Avec « Counterpart » (2013), le réalisateur roumain quitte son pays natal pour tourner au Royaume-Uni. Il est encore question de regard et de morale dans ce récit qui évoque un voyeur à mobilité réduite observant un jeune couple s’ébattre, bronzer et se disputer. Le choix d’avoir recours à des plans très serrés, de filmer les corps au plus près et du plan séquence dans la pénombre de l’appartement du voyeur renforcent cette sensation de confinement oppressant liée à l’acte de regarder sans être vu.
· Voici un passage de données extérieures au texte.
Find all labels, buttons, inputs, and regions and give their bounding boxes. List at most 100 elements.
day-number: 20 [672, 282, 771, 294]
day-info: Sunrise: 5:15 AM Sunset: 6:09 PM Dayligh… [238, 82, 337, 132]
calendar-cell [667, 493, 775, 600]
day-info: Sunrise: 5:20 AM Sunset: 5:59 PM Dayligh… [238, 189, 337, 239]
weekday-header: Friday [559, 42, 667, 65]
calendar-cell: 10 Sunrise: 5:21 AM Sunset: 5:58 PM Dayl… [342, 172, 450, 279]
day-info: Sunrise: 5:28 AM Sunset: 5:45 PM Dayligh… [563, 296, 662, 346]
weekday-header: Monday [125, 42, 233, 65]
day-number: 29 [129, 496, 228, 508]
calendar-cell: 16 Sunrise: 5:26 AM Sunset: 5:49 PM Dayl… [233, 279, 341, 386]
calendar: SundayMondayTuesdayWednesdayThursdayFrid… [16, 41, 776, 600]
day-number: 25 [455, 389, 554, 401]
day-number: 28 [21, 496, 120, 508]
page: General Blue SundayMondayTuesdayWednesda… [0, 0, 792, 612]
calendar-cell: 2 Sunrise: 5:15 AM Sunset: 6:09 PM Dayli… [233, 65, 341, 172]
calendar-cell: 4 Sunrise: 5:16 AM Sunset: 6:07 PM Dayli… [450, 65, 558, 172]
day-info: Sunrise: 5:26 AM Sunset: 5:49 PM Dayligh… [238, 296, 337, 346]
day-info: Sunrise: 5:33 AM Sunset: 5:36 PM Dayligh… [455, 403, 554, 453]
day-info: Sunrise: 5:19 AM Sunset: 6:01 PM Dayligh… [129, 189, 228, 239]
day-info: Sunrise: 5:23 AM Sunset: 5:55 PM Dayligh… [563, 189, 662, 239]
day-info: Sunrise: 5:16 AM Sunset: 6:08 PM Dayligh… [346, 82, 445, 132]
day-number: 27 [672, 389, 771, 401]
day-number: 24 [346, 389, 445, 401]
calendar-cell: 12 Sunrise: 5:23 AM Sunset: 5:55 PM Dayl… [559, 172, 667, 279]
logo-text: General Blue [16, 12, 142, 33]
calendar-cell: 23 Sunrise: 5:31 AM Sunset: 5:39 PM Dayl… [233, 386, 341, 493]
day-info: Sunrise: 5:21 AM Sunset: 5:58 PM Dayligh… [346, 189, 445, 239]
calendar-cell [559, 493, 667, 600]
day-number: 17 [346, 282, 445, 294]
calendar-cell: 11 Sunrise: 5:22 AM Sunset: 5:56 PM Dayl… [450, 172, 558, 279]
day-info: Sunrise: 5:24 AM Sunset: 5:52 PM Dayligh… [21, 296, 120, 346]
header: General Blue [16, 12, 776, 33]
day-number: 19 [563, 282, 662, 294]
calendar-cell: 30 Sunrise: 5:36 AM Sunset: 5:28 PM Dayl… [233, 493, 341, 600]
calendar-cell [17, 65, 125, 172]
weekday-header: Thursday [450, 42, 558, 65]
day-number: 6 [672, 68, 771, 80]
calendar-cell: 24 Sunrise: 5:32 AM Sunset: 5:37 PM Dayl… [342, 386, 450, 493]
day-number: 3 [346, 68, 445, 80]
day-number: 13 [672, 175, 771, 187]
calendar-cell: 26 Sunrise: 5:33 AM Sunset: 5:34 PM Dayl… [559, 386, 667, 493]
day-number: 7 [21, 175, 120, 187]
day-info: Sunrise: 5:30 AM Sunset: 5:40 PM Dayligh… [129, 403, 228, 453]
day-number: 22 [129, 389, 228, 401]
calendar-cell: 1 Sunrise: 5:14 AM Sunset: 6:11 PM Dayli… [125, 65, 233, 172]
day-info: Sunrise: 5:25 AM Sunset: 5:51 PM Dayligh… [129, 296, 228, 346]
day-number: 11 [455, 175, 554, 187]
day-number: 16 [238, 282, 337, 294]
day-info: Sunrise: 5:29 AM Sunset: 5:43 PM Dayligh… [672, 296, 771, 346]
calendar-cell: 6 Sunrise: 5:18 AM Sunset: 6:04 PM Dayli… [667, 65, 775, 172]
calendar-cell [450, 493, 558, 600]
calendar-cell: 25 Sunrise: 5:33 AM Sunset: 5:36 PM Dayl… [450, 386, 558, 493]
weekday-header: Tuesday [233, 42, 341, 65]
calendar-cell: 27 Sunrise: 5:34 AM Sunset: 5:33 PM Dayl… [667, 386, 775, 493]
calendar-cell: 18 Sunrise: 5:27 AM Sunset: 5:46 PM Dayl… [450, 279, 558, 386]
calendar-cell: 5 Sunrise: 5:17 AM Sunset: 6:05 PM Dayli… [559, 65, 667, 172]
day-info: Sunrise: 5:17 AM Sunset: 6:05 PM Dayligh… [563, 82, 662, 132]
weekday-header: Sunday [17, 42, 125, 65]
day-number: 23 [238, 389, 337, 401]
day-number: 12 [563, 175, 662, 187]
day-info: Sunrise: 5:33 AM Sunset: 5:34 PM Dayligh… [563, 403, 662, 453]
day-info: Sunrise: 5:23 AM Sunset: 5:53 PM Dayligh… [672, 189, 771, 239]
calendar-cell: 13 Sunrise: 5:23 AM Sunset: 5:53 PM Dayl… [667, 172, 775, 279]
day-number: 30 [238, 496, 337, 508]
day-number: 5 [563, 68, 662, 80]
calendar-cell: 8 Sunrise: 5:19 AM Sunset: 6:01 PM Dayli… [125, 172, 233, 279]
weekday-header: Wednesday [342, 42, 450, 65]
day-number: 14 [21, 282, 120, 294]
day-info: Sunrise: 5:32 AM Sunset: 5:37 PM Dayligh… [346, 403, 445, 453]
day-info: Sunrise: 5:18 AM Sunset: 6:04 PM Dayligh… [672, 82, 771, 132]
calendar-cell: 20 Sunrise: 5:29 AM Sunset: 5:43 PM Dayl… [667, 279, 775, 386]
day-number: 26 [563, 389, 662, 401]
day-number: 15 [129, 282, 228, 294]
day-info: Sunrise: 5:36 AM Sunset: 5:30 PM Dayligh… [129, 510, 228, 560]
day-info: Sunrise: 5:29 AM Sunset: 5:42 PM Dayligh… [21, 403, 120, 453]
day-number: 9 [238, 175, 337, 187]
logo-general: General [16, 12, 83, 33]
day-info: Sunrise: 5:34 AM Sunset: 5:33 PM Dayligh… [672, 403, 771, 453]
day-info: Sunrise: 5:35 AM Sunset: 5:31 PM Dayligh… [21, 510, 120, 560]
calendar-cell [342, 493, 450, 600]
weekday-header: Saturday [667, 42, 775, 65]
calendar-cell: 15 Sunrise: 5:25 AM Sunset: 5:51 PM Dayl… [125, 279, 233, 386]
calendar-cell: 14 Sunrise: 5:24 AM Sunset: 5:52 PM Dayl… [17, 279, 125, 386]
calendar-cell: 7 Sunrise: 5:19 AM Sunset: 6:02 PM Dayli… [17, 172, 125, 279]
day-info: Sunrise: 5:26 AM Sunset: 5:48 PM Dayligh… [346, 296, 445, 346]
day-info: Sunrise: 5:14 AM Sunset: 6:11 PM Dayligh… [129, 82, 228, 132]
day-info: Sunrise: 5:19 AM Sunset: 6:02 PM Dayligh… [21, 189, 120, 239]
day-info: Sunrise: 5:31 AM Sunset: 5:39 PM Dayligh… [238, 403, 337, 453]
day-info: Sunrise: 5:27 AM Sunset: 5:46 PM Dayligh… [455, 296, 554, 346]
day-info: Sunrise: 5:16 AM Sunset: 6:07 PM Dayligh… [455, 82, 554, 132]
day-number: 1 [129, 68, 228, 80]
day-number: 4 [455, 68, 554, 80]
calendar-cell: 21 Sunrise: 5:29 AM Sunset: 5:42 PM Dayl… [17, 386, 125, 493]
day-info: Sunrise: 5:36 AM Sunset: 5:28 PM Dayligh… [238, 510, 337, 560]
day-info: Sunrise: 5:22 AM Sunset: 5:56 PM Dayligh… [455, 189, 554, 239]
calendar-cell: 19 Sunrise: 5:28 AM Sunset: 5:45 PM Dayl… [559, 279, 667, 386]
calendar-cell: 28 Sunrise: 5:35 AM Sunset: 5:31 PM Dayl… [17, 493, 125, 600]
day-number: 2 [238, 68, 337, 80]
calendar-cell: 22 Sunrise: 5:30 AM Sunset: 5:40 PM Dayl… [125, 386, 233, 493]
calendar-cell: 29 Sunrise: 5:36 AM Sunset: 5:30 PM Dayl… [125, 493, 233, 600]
Quand le jeune homme se rend compte qu’il est observé, il se rue chez le voyeur et l’agresse violemment. Le lendemain, il s’excuse et lui « offre » les services de sa copine, ex-stripteaseuse pour se faire pardonner. Apprenant cela, la jeune fille refuse dans un premier temps, ne se sentant pas respectée. Elle n’est pas un objet. Puis, elle change d’avis. Elle décide de se mettre à nu pour cet homme handicapé pour lequel elle a pitié. Dérangeant, mettant mal à l’aise, « Counterpart » annonce « Art », dans sa manière d’aborder la manipulation, la sexualité et le regard moral que l’on pose sur celle-ci. Où se situent les limites du partage consentant et celles de la perversion ?
Avec le cinéma d’Adrian Sitaru, nous assistons à un cinéma qui interroge la société roumaine et ses diverses mutations, mais aussi un cinéma qui aime bousculer gentiment le spectateur pour le mettre mal à l’aise et le faire réfléchir. Ses longs-métrages, tels que « Pic-Nic » (2007) pour ne citer que celui-là, ne sont pas en reste de cette envie de pousser toujours plus loin l’étude de la nature humaine au travers de fictions finement réalisées.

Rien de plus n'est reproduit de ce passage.